When you use a prepared query like that, it's safe from injection. The initial syntax is parsed, and its operation is decided at that point. The bound parameters are passed separately, and thus don't affect the operation whatsoever. SQL injection is only an issue when you're not escaping user input properly, and it can affect the query operation. For example they might send in a single quote, followed by an OR 1 OR
followed by a single quote. Thus making a statement true. Or they might send in a semi colon to execute a new query entirely, then end in a useless query that follows with a single quote and thus makes the later query free of syntax errors. They could also comment it out, etc. Generally, probably 99.999999% of the time, mysqli_real_escape_string
is secure and free of any SQL injection vulerabilities. However it is prone to error with charsets issues, and misconfigurations such as the SQL mode, and it's possible there's a version of PHP and/or MySQL version out there which doesn't handle things properly. That's assuming you're using mysqli, rather than PDO as your adapater for PHP and MySQL to communicate. I'm not saying mysqli_real_escape_string
is insecure, but what I am saying is it's possible to misuse it in some edge cases. Even in such cases, the chances of someone discovering it are pretty slim, and how to exploit it, to whatever small degree it can be exploited, etc. Generally the concern here is ignorant escaping mechanisms regarding a charset's mutibyte characters.
It might try to escape the first byte, and think it also escaped the second byte, etc.
Might also check out: https://stackoverflow.com/questions/5741187/sql-injection-that-gets-around-mysql-real-escape-string
For these reasons, prepared queries are thought to be bullet-proof because the operation is already decided without any user-submitted data involved. Only after the query is parsed, is the user's data bound, and thus there's no room for the bound parameters to gain SQL injection power. If the user somehow discovered a PHP or SQL vulnerabilty with bound parameters, the worst that could happen would be that the query would simply fail. They would not gain SQL injection capabilities.
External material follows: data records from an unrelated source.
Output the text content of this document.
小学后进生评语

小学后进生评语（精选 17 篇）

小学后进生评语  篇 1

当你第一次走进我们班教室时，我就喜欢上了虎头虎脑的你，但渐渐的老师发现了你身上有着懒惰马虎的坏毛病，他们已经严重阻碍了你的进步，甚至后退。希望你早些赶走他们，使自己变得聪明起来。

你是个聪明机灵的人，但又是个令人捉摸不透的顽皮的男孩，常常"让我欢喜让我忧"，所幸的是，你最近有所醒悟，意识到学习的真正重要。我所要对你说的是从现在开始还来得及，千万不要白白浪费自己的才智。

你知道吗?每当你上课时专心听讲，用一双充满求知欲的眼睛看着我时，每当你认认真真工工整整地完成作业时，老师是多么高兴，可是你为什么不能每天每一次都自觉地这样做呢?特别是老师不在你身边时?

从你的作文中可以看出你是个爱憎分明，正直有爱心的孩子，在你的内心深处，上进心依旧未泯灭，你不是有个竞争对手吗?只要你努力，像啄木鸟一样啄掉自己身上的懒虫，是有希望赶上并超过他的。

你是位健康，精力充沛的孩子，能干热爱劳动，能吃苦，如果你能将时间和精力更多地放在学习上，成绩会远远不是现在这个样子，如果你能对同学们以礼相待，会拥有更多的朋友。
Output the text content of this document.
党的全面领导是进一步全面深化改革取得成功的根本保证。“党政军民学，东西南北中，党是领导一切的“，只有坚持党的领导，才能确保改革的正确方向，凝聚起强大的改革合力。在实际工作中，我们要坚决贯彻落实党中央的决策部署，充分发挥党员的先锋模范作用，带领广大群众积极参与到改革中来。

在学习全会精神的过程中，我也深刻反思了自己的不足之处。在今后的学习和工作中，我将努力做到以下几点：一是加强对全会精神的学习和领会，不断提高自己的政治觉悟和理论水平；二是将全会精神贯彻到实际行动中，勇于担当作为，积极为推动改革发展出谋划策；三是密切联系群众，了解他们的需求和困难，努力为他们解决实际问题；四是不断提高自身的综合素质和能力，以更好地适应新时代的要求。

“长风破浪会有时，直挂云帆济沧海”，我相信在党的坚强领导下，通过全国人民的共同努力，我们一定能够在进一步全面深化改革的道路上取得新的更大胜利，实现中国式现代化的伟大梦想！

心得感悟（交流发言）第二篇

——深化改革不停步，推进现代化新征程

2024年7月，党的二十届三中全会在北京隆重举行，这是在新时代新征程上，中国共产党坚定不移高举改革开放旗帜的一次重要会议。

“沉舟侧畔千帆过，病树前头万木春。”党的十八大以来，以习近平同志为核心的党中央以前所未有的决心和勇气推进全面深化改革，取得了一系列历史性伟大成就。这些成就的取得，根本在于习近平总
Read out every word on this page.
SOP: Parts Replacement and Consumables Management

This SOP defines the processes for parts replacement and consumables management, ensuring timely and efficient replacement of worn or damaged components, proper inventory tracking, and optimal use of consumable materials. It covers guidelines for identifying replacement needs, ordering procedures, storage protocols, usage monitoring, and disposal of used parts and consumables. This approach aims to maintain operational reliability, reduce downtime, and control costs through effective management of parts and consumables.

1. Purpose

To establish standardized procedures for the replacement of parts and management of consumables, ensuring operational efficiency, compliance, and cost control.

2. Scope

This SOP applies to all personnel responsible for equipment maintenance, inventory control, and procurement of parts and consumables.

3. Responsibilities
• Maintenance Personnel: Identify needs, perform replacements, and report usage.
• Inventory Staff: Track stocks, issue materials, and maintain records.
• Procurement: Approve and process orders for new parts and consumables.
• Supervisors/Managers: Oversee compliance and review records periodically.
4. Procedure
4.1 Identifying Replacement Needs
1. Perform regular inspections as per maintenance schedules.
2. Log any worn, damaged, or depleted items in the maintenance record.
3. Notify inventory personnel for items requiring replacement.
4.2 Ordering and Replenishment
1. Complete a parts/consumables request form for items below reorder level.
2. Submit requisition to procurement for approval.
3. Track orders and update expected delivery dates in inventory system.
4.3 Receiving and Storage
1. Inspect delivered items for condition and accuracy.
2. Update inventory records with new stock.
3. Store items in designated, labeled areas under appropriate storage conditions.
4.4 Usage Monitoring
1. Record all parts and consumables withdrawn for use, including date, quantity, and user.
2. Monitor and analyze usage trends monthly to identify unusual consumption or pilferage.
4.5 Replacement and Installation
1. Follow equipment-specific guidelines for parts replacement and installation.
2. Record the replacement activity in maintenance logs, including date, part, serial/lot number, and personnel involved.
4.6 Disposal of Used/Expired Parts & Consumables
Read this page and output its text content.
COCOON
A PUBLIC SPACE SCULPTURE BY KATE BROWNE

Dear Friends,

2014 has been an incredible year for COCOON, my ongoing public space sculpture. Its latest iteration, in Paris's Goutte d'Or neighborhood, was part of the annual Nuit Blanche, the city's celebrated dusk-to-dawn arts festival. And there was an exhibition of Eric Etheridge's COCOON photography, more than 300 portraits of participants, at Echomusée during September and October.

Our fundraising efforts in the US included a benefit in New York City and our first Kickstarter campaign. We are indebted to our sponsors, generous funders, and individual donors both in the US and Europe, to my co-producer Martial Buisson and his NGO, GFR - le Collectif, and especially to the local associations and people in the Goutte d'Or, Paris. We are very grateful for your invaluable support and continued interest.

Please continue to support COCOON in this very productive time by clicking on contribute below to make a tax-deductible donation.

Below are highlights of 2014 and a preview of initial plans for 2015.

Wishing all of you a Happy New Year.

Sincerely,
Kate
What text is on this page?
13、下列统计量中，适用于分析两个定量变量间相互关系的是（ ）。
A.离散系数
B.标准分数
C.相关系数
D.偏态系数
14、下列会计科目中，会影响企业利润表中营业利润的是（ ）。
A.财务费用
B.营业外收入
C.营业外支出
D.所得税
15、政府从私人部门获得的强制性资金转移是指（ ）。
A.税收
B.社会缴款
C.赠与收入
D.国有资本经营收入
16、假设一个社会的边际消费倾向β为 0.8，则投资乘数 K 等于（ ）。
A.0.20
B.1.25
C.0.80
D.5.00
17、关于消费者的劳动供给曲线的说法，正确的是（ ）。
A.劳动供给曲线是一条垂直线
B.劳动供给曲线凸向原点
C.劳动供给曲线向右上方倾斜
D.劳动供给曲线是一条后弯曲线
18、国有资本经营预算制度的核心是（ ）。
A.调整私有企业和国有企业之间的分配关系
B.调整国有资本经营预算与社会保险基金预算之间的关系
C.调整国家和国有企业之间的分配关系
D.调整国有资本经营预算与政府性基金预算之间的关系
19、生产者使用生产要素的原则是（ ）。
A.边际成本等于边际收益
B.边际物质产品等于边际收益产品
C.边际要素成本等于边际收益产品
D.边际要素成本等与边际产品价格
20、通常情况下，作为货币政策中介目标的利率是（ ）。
Thus using prepared queries like you are currently doing, preparing a query with only trusted data, and binding the untrusted data afterwards, is safe from SQL injection.
However simply using prepared queries doesn't make a query secure if you're not binding untrusted data properly:
$data['company'] = $this->db1->prepare("select * from table1 where id = $id");
$data['company']->execute([]);
The above is insecure, unless $id was typecasted to a number first. Generally even this practice should be avoided and one should take advantage of prepared queries. There's no guarantee some PHP noob won't come later and write something insecure. By setting the example, using prepared queries, it keeps noobs in check as well, so they don't fall into writing bad code. What if someone removed the (int) typecast later, not realizing its impact to the codebase?
Thus prepared queries assume nothing, and leave no room for SQL injections.
TL;DR
What you wrote is safe:
$this->db1 = $this->getDI()->getShared('db1');
$data['company'] = $this->db1->prepare("select * from table1 where id = :id");
$data['company']->execute(array("id"=>$id));
Because it binds all untrusted data separate from the prepared query, leaving no room for SQL injection.